(Bresson)
Per un ammasso cellulare passare da Berlino a Gerusalemme attraverso “un culo di vetro sul quale si potrebbe leggere il medioevo” (1) non è cosa semplice: occorre spostare un peso.
Il peso è spesso falso (2). Soprattutto in Russia, ad esempio a Zlotogrod. E’ vero che lì ci trovi i tigli, ma sono appesantiti dalla neve.
Per questo,
Gerusalemme non è celeste. Neppure terrestre.
Gerusalemme è un fatto letterario. Si risolve in un processo al mal di testa.
Quando si processa un vagabondo si finisce col vagare. A volte sulla luna. C’è una scia, un sentiero, un fortissimo mal di testa. (3)
Se la luna è un rimedio dipende dalle pillole che prendi. Le pillole sono parole.
A Gerusalemme fa inevitabilmente caldo. Il caldo acuisce il mal di testa.
Ne aveva uno terribile, immenso, inestirpabile. Uno di quelli che ti stroncano, come Gerusalemme.
Tirare le tende; tirare le pantofole al cane; se occorre, tirare ricordi. O tirare la corda, al punto da credere a un pazzo prima di impiccarsi.
La follia come cura?
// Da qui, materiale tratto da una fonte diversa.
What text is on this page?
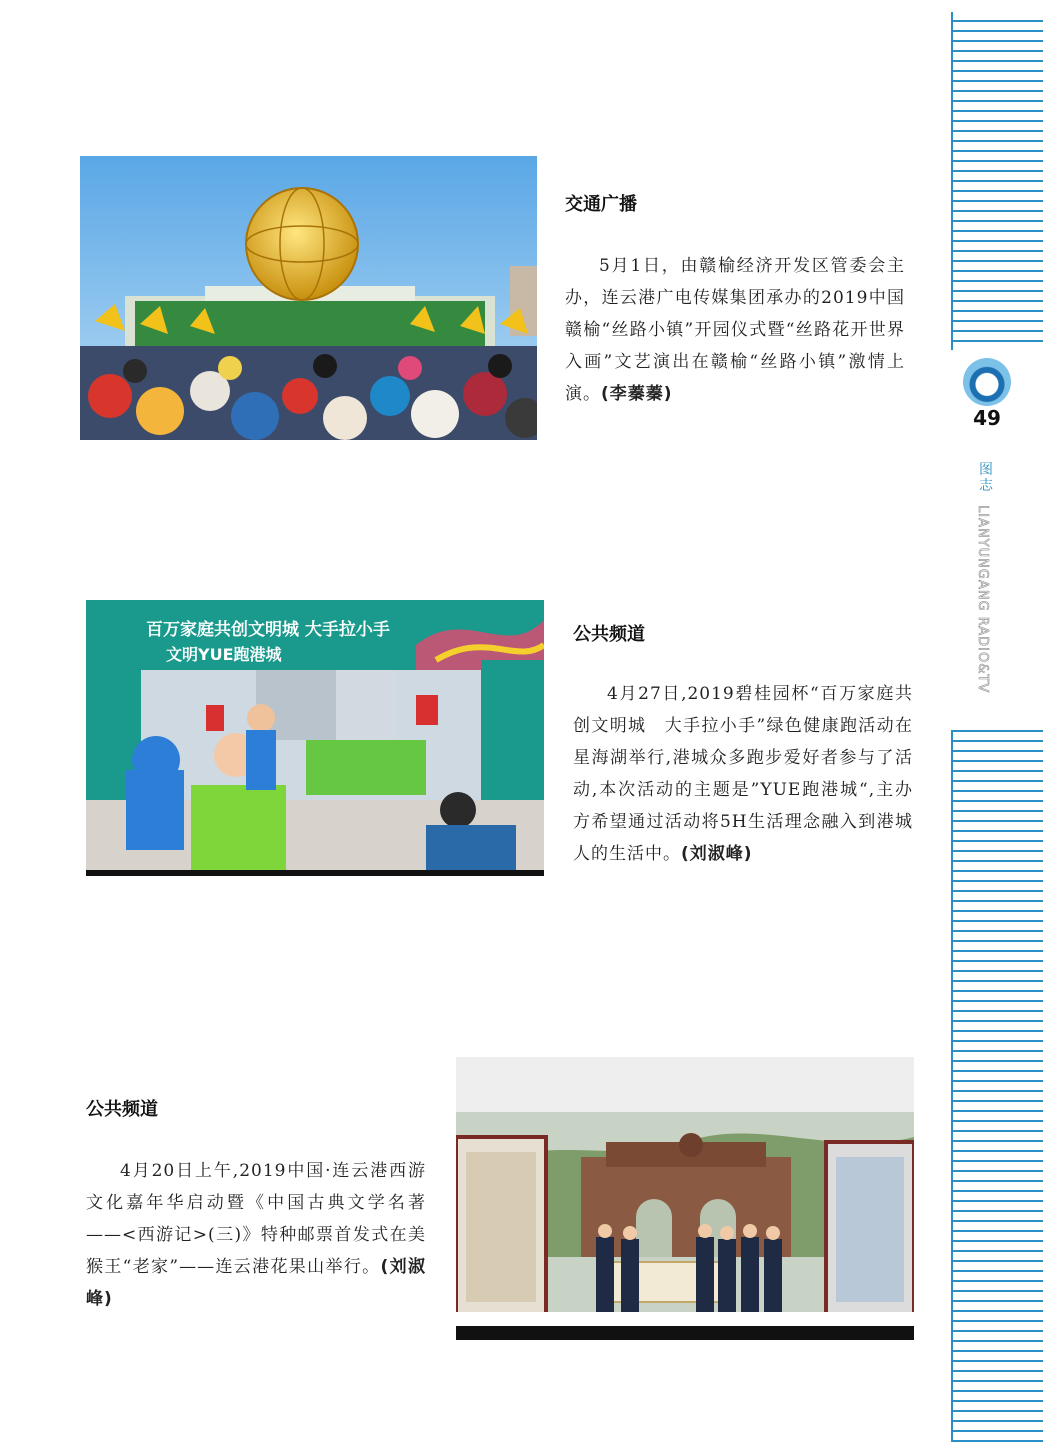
交通广播

5月1日，由赣榆经济开发区管委会主办，连云港广电传媒集团承办的2019中国赣榆“丝路小镇”开园仪式暨“丝路花开世界入画”文艺演出在赣榆“丝路小镇”激情上演。(李蓁蓁)

百万家庭共创文明城 大手拉小手
文明YUE跑港城
公共频道

4月27日,2019碧桂园杯“百万家庭共创文明城　大手拉小手”绿色健康跑活动在星海湖举行,港城众多跑步爱好者参与了活动,本次活动的主题是”YUE跑港城“,主办方希望通过活动将5H生活理念融入到港城人的生活中。(刘淑峰)

公共频道

4月20日上午,2019中国·连云港西游文化嘉年华启动暨《中国古典文学名著——<西游记>(三)》特种邮票首发式在美猴王“老家”——连云港花果山举行。(刘淑峰)

49
图志
LIANYUNGANG RADIO&TV
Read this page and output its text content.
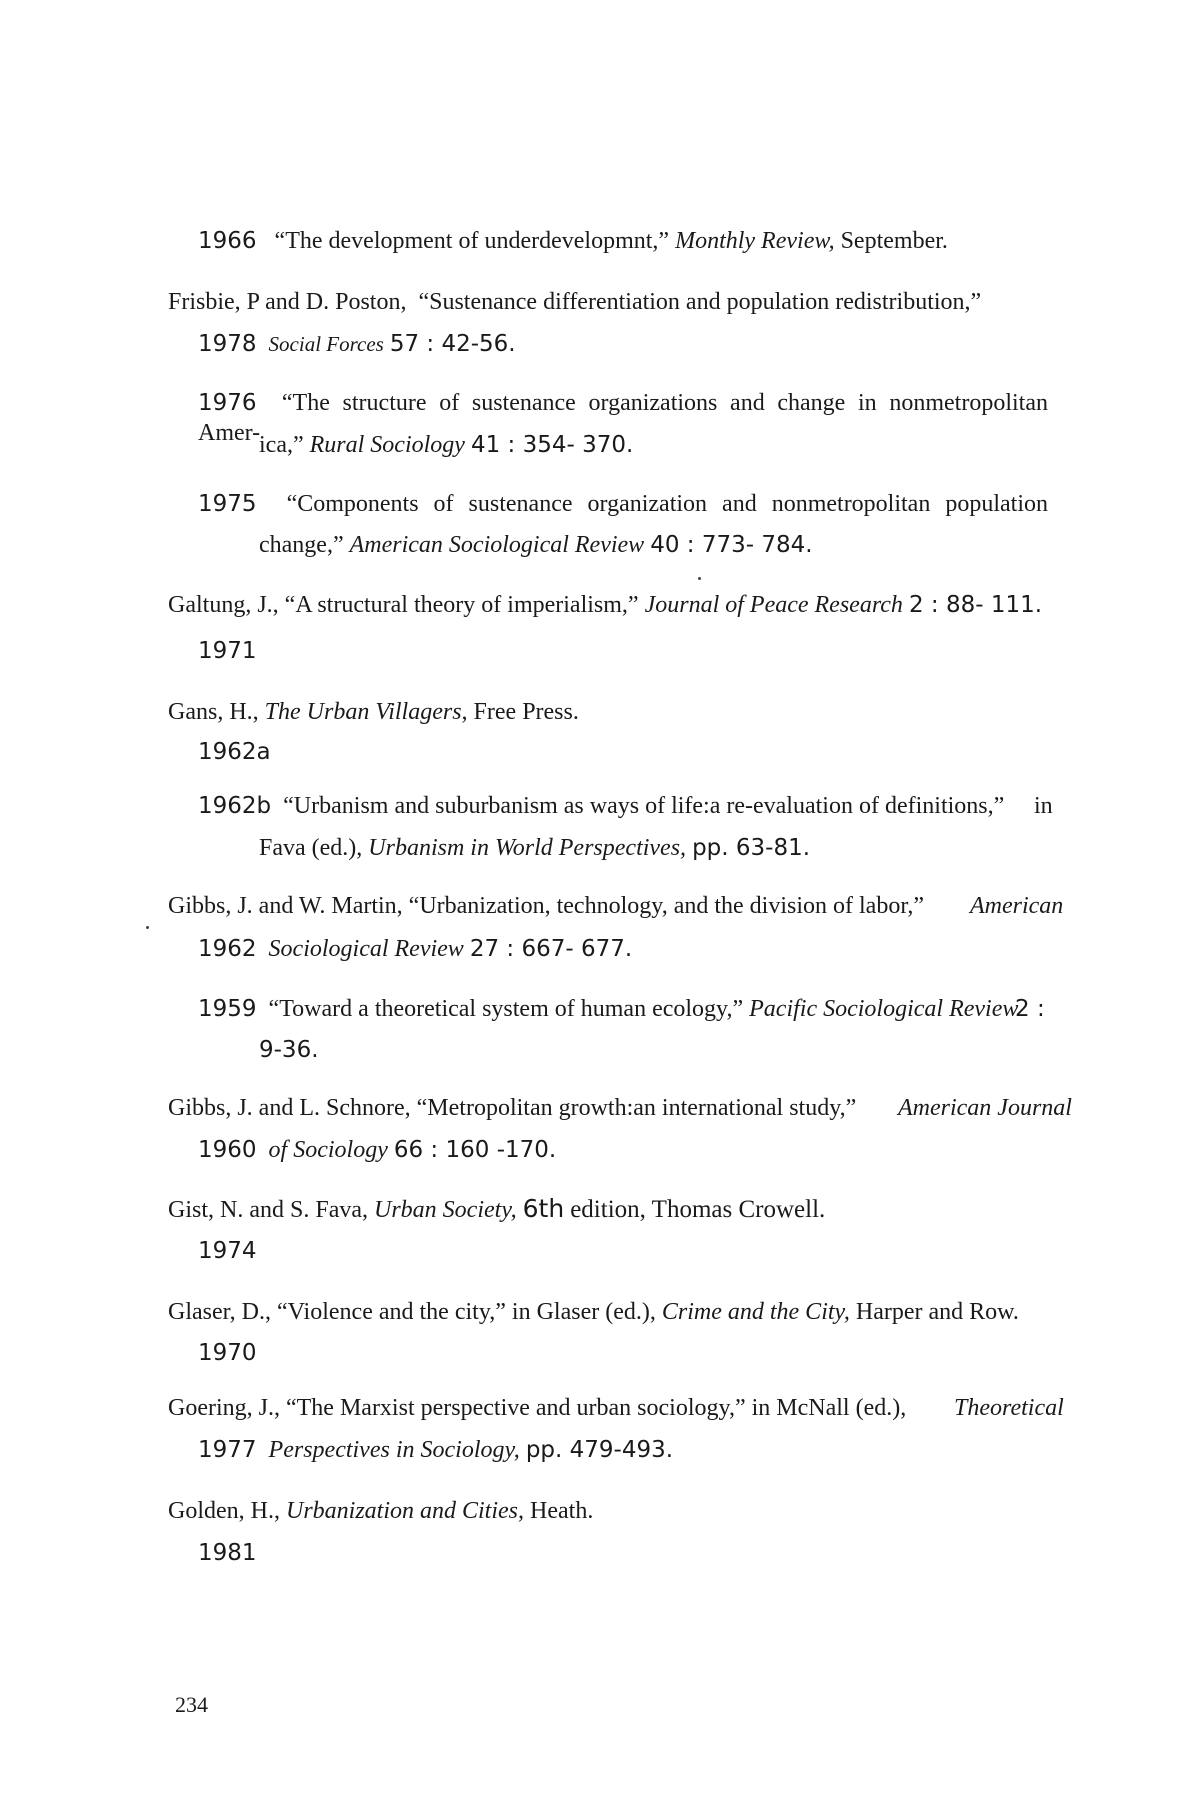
1966 “The development of underdevelopmnt,” Monthly Review, September.
Frisbie, P and D. Poston, “Sustenance differentiation and population redistribution,”
1978 Social Forces 57 : 42-56.
1976 “The structure of sustenance organizations and change in nonmetropolitan Amer-
ica,” Rural Sociology 41 : 354- 370.
1975 “Components of sustenance organization and nonmetropolitan population
change,” American Sociological Review 40 : 773- 784.
Galtung, J., “A structural theory of imperialism,” Journal of Peace Research 2 : 88- 111.
1971
Gans, H., The Urban Villagers, Free Press.
1962a
1962b “Urbanism and suburbanism as ways of life:a re-evaluation of definitions,” in
Fava (ed.), Urbanism in World Perspectives, pp. 63-81.
Gibbs, J. and W. Martin, “Urbanization, technology, and the division of labor,” American
1962 Sociological Review 27 : 667- 677.
1959 “Toward a theoretical system of human ecology,” Pacific Sociological Review
2 :
9-36.
Gibbs, J. and L. Schnore, “Metropolitan growth:an international study,” American Journal
1960 of Sociology 66 : 160 -170.
Gist, N. and S. Fava, Urban Society, 6th edition, Thomas Crowell.
1974
Glaser, D., “Violence and the city,” in Glaser (ed.), Crime and the City, Harper and Row.
1970
Goering, J., “The Marxist perspective and urban sociology,” in McNall (ed.), Theoretical
1977 Perspectives in Sociology, pp. 479-493.
Golden, H., Urbanization and Cities, Heath.
1981
234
Gerusalemme non è altro.
Tuttavia, mi si lasci suggerire (come d’altronde è riportato negli atti del processo) unica cura: l’oblio.
Questo potrebbe essere un finale letterario. Se ne vocifera nei vicoli che dovrebbero esserci, ma occorrerebbe scriverli.
Gerusalemme è un progetto, una stesura fondata su un’attesa. Dunque una mancanza.
Per questo è impossibile leggerla.
1. H. Miller, “Tropico del cancro”
2. J. Roth, “Il peso falso”
3. M. Bulgakov, “Il Maestro e Margherita”.